Download CSV or JSON from the dataset tab, use the Apify API to load a warehouse, or use the Google Sheets, Make, Zapier, or n8n integrations. From there, point Looker Studio, Tableau, or Power BI at your sheet or warehouse table.
Laws and platform rules vary. Focus on publicly visible content, avoid bypassing authentication for private areas, and treat personal data under privacy regulations. Platform Terms of Service may restrict automation even when data is public. Get legal advice for your specific program.

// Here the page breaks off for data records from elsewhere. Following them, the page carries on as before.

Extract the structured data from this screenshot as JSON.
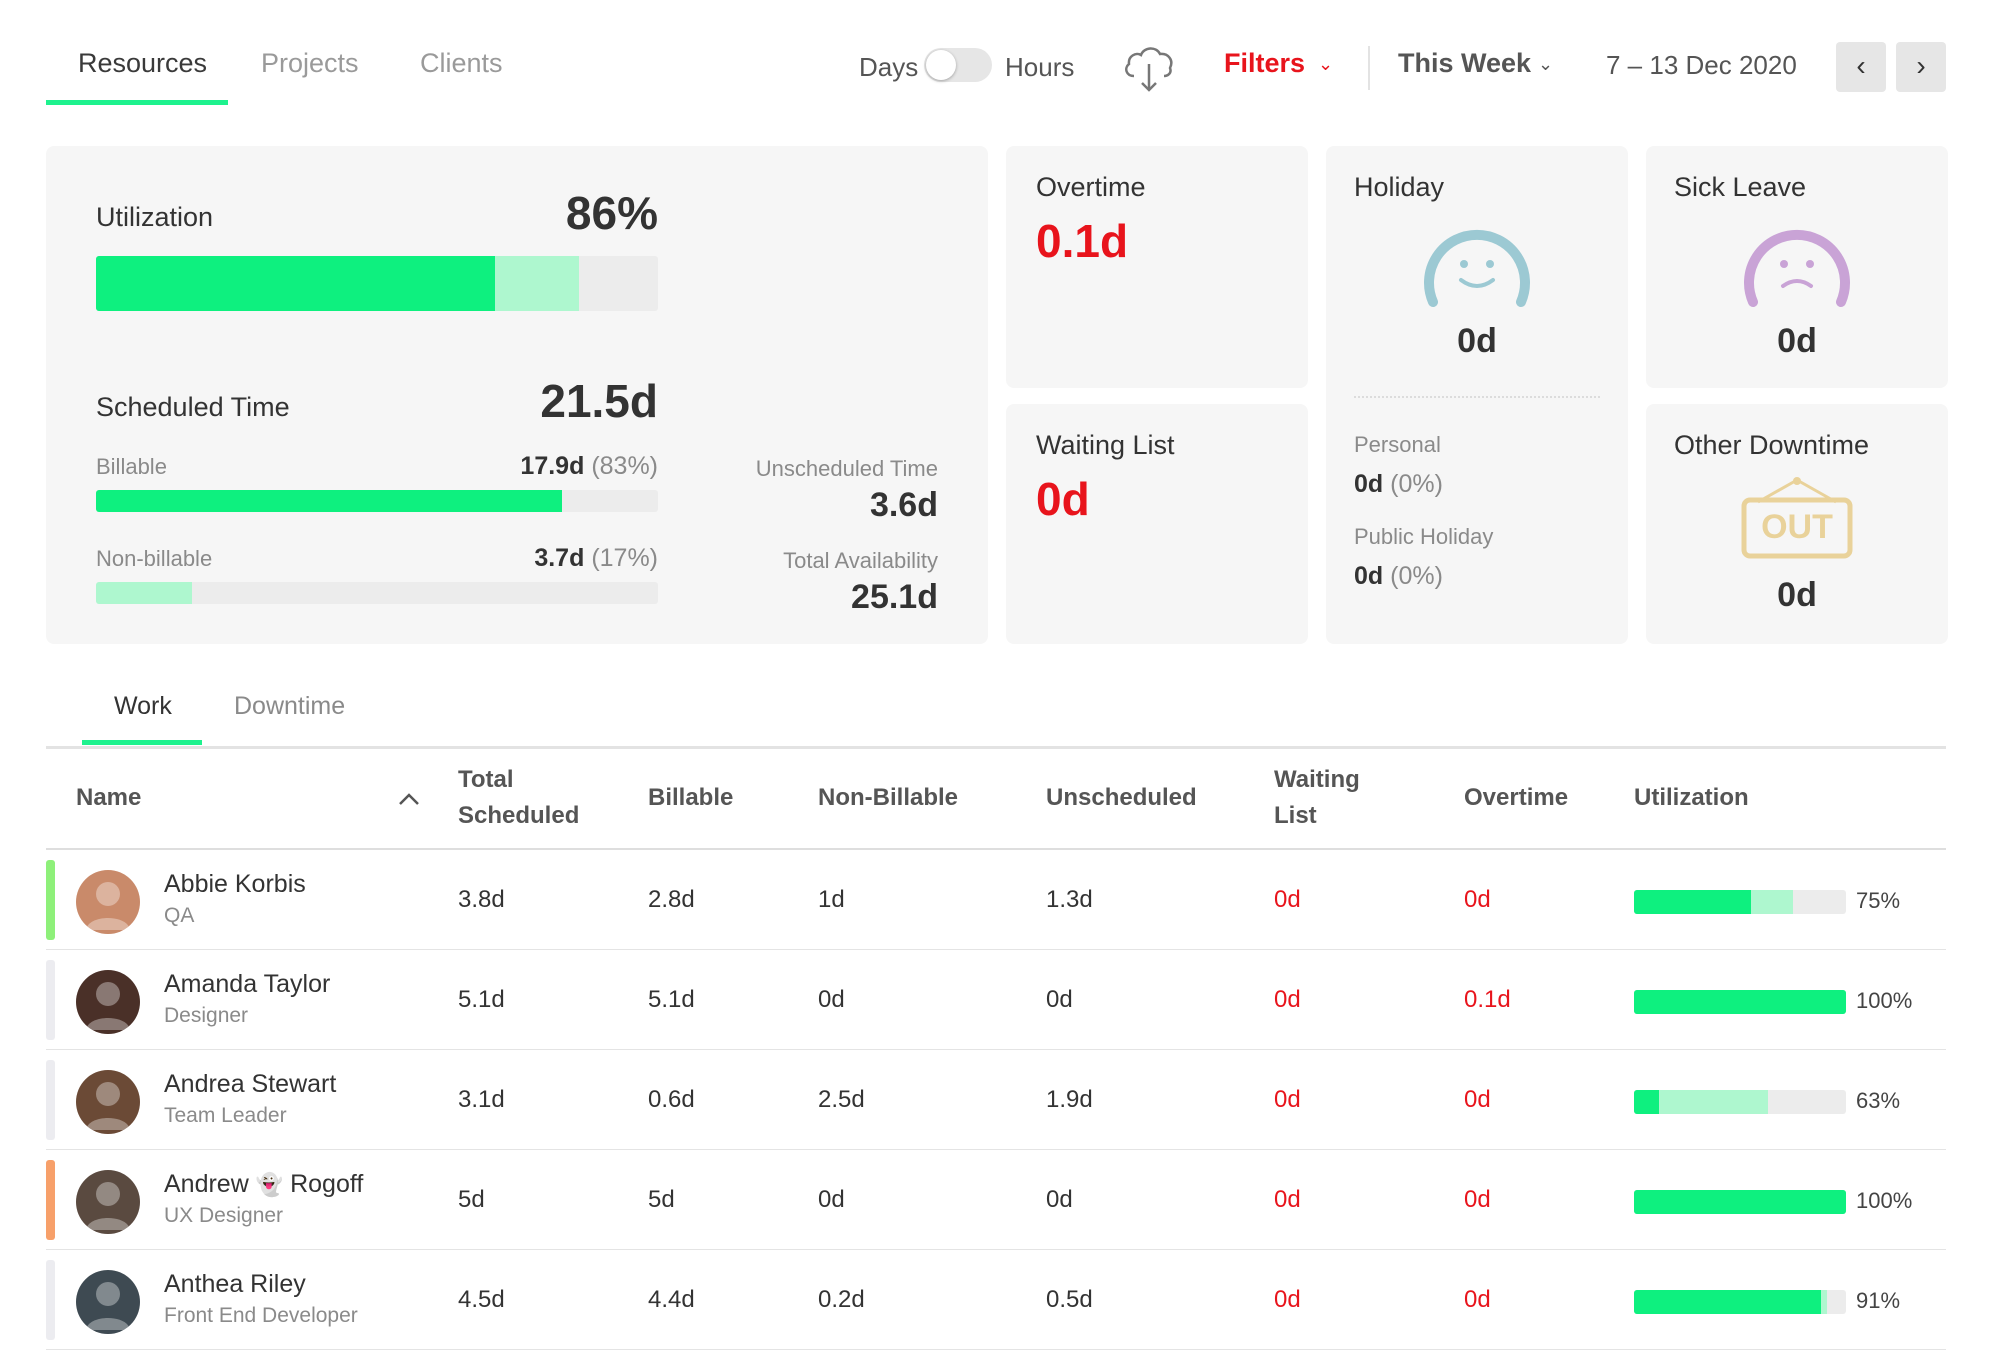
{
  "nav": {
    "tabs": [
      "Resources",
      "Projects",
      "Clients"
    ],
    "active_tab": "Resources",
    "toggle_left": "Days",
    "toggle_right": "Hours",
    "filters_label": "Filters",
    "period_label": "This Week",
    "date_range": "7 – 13 Dec 2020",
    "prev_icon": "chevron-left-icon",
    "next_icon": "chevron-right-icon",
    "download_icon": "cloud-download-icon"
  },
  "summary": {
    "utilization_label": "Utilization",
    "utilization_value": "86%",
    "utilization_billable_fraction": 0.71,
    "utilization_total_fraction": 0.86,
    "scheduled_label": "Scheduled Time",
    "scheduled_value": "21.5d",
    "billable_label": "Billable",
    "billable_value": "17.9d",
    "billable_pct": "(83%)",
    "billable_fraction": 0.83,
    "nonbillable_label": "Non-billable",
    "nonbillable_value": "3.7d",
    "nonbillable_pct": "(17%)",
    "nonbillable_fraction": 0.17,
    "unscheduled_label": "Unscheduled Time",
    "unscheduled_value": "3.6d",
    "availability_label": "Total Availability",
    "availability_value": "25.1d"
  },
  "cards": {
    "overtime_label": "Overtime",
    "overtime_value": "0.1d",
    "waiting_label": "Waiting List",
    "waiting_value": "0d",
    "holiday_label": "Holiday",
    "holiday_value": "0d",
    "personal_label": "Personal",
    "personal_value": "0d",
    "personal_pct": "(0%)",
    "public_label": "Public Holiday",
    "public_value": "0d",
    "public_pct": "(0%)",
    "sick_label": "Sick Leave",
    "sick_value": "0d",
    "other_label": "Other Downtime",
    "other_value": "0d",
    "out_sign_text": "OUT"
  },
  "subtabs": [
    "Work",
    "Downtime"
  ],
  "table": {
    "headers": {
      "name": "Name",
      "total_1": "Total",
      "total_2": "Scheduled",
      "billable": "Billable",
      "nonbillable": "Non-Billable",
      "unscheduled": "Unscheduled",
      "waiting_1": "Waiting",
      "waiting_2": "List",
      "overtime": "Overtime",
      "utilization": "Utilization"
    },
    "rows": [
      {
        "first": "Abbie Korbis",
        "last": "",
        "role": "QA",
        "total": "3.8d",
        "billable": "2.8d",
        "nonbillable": "1d",
        "unscheduled": "1.3d",
        "waiting": "0d",
        "overtime": "0d",
        "util": "75%",
        "util_billable": 0.55,
        "util_total": 0.75,
        "indicator": "#8ef07a",
        "avatar_color": "#c98a6a"
      },
      {
        "first": "Amanda Taylor",
        "last": "",
        "role": "Designer",
        "total": "5.1d",
        "billable": "5.1d",
        "nonbillable": "0d",
        "unscheduled": "0d",
        "waiting": "0d",
        "overtime": "0.1d",
        "util": "100%",
        "util_billable": 1.0,
        "util_total": 1.0,
        "indicator": "#ececf0",
        "avatar_color": "#4a3028"
      },
      {
        "first": "Andrea Stewart",
        "last": "",
        "role": "Team Leader",
        "total": "3.1d",
        "billable": "0.6d",
        "nonbillable": "2.5d",
        "unscheduled": "1.9d",
        "waiting": "0d",
        "overtime": "0d",
        "util": "63%",
        "util_billable": 0.12,
        "util_total": 0.63,
        "indicator": "#ececf0",
        "avatar_color": "#6b4a36"
      },
      {
        "first": "Andrew",
        "last": "Rogoff",
        "role": "UX Designer",
        "total": "5d",
        "billable": "5d",
        "nonbillable": "0d",
        "unscheduled": "0d",
        "waiting": "0d",
        "overtime": "0d",
        "util": "100%",
        "util_billable": 1.0,
        "util_total": 1.0,
        "indicator": "#f7a06a",
        "avatar_color": "#5a4a40",
        "emoji": "👻"
      },
      {
        "first": "Anthea Riley",
        "last": "",
        "role": "Front End Developer",
        "total": "4.5d",
        "billable": "4.4d",
        "nonbillable": "0.2d",
        "unscheduled": "0.5d",
        "waiting": "0d",
        "overtime": "0d",
        "util": "91%",
        "util_billable": 0.88,
        "util_total": 0.91,
        "indicator": "#ececf0",
        "avatar_color": "#3e4a52"
      }
    ]
  }
}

Cost is usage-based: number of platforms, run frequency, result volume, and proxy settings all matter. New accounts include monthly free credits; estimate with small test runs and each Actor’s pricing tab before scaling schedules.
Common mistakes and fixes
Runs succeed but return few posts or empty rows.
Lower concurrency, enable residential proxies where the Actor recommends them, narrow queries, and confirm inputs are public URLs or keywords the platform still exposes without login.
Sentiment scores swing wildly run to run.
Freeze the LLM model and prompt version, batch similar post lengths, and store raw text so you can re-score without re-scraping.
Cross-platform dashboards do not line up.
Normalize to one schema (platform, post_id, author handle, text, engagement fields, collected_at, url) before BI or warehouse loads.